Zunächst wurde dabei die energetische Ausgangsituation in den drei ausgewählten Pilotstädten eingehend untersucht, um eine detaillierte Energiebilanz zu erstellen. Im zweiten Schritt wurden die Potentiale für den Ausbau erneuerbarer Energien sowie für Energieeinsparungen und -effizienz beschrieben. Darüber hinaus wurden für verschiedene Entwicklungspfade - oder Szenarien - der zukünftige Energiebedarf prognostiziert und mittels Modellierung Möglichkeiten zur nachhaltigen Transformation des lokalen Energiesystems berechnet. Darauf basierend wurden konkrete Maßnahmen und Handlungsempfehlungen sowie Konzepte für ein kontinuierliches Monitoring der Umsetzung und Optimierung in den jeweiligen Städten vorgeschlagen. Die integrierten Energiekonzepte dienen als wissenschaftlich fundierte Entscheidungsgrundlage für die Städte, um ihre mittel- bis langfristige Klimaschutz- und Energiestrategie zu entwickeln.

Dunhuang ist mit seinen Mogao-Grotten (UNESCO Weltkulturerbe) ein beliebtes Ziel für Touristen. Mit einer Bevölkerung von 142.000 Einwohnern zählt die Stadt in der Provinz Gansu zu den kleineren Städten Chinas. Dunhuang bietet hervorragende Bedingungen für den Betrieb von Solaranlagen aufgrund der hohen Sonneneinstrahlung und einer großen Wüstenfläche. Der örtliche Solarpark mit 663 MWp installierter Leistung  produziert jährlich rund 640 GWh Strom (Stand: 2015). Hinzu kommen rund 160 GWh, die aus Wasserkraft gewonnen werden. Damit erzeugte Dunhuang im Jahr 2015 bereits mehr als 2,5-mal so viel Strom aus erneuerbaren Energien wie es selbst verbraucht (rund 307 GWh). Mehr als die Hälfte des 2015 aus erneuerbaren Energien erzeugten Stroms wurde in andere Provinzen Chinas exportiert. Strom machte 2015 nur rund 7% des Endenergiebedarfs aus, während Wärme und Verkehr für ca. 74% bzw. 19% verantwortlich waren. Um die lokale Nutzung des aus erneuerbaren Energien erzeugten Stroms zu steigern und deren Anteil am Endenergiebedarf anzuheben, plant die Stadt, den überschüssigen Solarstrom für die Wärmeversorgung sowie die Elektrifizierung des öffentlichen Nah- und Tourismusverkehrs zu nutzen. So soll der Energiebedarf für Strom, Wärme und Transport bis zum Jahr 2020 zu 100% aus erneuerbaren Energien gedeckt werden. Das im Rahmen des IKI-Projekts entwickelte Energiekonzept beinhaltet konkrete Maßnahmen sowie Projektvorschläge zur Erhöhung des Anteils der erneuerbare Energien am städtischen Energieverbrauch. Umgesetzt wird das IKI-Vorhaben von der Deutschen Gesellschaft für internationale Zusammenarbeit (GIZ) GmbH zusammen mit dem der Nationalen Energieadministration der V.R. China (NEA) und dem Nationalen Zentrum für erneuerbare Energien (CNREC).

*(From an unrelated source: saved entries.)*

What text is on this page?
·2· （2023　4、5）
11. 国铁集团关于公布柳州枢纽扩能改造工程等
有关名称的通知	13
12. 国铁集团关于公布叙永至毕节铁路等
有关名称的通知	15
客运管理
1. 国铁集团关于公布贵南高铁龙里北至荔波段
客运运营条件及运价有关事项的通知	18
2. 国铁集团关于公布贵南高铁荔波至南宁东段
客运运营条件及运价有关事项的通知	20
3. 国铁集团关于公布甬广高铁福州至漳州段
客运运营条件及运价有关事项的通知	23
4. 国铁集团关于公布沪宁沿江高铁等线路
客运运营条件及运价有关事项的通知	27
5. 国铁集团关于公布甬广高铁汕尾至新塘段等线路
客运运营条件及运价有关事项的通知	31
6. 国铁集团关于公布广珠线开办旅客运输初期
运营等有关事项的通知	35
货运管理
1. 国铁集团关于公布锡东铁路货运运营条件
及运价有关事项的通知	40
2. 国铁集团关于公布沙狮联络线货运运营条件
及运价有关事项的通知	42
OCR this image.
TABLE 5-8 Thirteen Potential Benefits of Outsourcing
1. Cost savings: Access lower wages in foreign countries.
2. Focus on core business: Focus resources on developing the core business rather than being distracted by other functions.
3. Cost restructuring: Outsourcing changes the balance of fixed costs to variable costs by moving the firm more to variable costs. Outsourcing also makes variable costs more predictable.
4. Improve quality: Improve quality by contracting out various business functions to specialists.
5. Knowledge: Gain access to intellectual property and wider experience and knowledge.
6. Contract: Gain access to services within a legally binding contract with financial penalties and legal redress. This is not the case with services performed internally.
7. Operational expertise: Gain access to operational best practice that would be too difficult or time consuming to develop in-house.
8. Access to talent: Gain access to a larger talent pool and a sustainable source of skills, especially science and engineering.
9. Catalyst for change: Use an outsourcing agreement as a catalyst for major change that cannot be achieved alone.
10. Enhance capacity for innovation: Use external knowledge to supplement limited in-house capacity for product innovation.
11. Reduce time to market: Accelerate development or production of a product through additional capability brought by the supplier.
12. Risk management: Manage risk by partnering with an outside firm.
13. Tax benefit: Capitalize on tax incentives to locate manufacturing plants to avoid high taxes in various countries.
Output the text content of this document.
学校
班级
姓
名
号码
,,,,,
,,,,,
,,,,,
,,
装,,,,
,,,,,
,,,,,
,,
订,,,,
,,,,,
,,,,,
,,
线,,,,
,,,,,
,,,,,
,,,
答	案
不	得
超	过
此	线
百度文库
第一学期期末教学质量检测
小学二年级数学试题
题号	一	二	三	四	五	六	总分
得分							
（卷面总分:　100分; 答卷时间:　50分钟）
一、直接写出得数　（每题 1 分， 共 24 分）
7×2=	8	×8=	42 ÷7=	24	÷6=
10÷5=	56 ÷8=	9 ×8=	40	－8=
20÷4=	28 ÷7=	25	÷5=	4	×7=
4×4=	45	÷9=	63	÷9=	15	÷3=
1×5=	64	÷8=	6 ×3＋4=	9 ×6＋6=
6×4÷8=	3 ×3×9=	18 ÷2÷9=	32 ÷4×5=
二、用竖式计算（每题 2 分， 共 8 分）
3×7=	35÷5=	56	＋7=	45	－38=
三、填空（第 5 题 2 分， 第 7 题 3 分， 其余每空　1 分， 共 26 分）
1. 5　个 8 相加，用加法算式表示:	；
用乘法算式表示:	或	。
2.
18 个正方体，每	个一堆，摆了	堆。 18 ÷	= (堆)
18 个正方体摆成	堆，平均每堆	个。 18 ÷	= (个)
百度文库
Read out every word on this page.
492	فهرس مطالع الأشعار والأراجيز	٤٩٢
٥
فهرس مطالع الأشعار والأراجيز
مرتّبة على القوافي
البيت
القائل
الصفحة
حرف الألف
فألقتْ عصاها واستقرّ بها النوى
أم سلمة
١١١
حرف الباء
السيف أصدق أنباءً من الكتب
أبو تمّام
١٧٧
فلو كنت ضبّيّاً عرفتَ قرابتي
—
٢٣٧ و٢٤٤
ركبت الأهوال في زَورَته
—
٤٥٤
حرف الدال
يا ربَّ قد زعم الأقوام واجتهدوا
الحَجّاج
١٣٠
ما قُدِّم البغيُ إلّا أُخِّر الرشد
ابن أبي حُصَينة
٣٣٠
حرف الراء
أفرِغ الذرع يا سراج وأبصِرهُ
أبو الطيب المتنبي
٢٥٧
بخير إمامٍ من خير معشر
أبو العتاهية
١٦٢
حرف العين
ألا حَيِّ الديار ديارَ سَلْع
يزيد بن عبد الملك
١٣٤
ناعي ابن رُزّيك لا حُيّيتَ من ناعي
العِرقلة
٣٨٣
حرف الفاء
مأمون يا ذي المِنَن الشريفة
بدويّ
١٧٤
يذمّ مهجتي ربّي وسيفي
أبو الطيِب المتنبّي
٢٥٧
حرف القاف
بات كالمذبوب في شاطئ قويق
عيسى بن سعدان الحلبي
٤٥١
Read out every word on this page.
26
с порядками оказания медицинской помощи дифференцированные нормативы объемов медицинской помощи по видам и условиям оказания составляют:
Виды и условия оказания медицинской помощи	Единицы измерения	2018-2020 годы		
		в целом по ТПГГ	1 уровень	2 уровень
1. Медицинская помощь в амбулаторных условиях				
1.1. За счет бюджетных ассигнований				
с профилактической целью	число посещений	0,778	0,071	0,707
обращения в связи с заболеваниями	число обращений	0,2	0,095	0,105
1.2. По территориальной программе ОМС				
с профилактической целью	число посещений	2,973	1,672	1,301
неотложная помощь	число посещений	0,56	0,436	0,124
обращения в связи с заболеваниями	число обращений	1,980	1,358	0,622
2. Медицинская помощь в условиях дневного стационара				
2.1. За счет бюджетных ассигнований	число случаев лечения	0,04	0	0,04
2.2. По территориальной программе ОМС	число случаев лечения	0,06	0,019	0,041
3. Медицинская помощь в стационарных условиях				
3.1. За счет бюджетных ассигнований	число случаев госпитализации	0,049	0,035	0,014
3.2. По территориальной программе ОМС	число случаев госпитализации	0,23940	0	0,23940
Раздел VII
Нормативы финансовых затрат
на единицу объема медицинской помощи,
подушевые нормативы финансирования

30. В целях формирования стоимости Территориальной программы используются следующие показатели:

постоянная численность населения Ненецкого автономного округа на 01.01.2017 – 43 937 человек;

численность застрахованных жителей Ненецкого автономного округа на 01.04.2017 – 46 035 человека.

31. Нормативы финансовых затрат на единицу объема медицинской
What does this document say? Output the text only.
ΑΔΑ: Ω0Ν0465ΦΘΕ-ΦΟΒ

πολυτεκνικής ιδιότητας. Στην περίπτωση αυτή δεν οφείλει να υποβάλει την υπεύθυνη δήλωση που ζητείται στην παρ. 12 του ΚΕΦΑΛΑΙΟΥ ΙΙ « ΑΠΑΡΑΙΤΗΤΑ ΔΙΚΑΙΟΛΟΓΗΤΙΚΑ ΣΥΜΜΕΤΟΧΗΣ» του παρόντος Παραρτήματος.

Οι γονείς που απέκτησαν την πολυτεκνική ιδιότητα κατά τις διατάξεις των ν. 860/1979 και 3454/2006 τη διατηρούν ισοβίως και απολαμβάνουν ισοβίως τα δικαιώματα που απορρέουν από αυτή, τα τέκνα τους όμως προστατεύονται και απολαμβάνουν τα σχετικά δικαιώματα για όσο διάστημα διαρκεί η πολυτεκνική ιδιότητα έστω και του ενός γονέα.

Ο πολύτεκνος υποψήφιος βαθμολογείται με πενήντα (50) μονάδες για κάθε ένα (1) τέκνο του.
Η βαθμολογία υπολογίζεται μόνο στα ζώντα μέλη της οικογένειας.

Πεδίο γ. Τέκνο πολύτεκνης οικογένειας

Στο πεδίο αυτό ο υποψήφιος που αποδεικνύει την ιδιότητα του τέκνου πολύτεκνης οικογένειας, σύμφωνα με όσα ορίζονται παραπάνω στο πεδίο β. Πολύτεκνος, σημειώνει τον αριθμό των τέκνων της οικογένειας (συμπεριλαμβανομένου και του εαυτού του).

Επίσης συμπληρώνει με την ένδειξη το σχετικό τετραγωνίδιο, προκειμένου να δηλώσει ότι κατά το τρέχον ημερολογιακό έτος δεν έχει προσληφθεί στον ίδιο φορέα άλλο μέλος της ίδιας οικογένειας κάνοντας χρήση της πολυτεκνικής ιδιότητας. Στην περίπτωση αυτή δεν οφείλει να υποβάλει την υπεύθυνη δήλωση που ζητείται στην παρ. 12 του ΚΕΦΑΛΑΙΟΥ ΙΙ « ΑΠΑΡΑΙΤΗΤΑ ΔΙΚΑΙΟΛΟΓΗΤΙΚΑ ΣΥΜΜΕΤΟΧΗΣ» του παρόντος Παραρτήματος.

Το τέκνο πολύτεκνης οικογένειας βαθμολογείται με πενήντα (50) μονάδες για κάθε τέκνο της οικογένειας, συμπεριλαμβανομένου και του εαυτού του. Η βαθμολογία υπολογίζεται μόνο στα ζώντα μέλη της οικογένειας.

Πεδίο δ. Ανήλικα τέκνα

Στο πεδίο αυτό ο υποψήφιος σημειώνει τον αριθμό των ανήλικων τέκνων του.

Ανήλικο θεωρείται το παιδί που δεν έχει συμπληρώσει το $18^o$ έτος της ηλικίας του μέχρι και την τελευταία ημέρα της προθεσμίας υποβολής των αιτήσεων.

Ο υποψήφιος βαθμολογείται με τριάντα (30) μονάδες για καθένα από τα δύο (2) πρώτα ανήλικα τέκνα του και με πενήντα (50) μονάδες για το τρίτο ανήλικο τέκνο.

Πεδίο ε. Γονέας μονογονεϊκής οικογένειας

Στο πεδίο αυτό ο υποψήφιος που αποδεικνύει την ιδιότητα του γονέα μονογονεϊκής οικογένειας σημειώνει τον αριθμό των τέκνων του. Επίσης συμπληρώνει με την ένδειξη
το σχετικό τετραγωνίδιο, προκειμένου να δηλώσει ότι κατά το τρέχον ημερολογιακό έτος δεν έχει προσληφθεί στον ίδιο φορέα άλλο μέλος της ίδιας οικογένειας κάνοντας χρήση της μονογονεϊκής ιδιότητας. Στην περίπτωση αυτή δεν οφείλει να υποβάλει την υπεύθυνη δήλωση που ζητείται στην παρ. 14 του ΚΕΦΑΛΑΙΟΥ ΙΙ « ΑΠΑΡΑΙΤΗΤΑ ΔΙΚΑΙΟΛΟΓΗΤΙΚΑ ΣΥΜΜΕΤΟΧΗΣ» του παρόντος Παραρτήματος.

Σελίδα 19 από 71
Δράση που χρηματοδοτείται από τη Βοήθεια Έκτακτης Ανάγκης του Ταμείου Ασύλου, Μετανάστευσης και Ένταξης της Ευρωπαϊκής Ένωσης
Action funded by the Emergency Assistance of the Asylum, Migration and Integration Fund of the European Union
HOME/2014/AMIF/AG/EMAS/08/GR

Das Interesse in China an deutschen Erfahrungen mit der Förderung von lokalem Klimaschutz und der Entwicklung von langfristigen Strategien zum Umbau der lokalen Energieversorgung wächst. Dabei bietet neben der IKI vor allem die Nationale Klimaschutzinitiative des BMUB gute Ansatzpunkte für eine Vertiefung des bilateralen Austausches.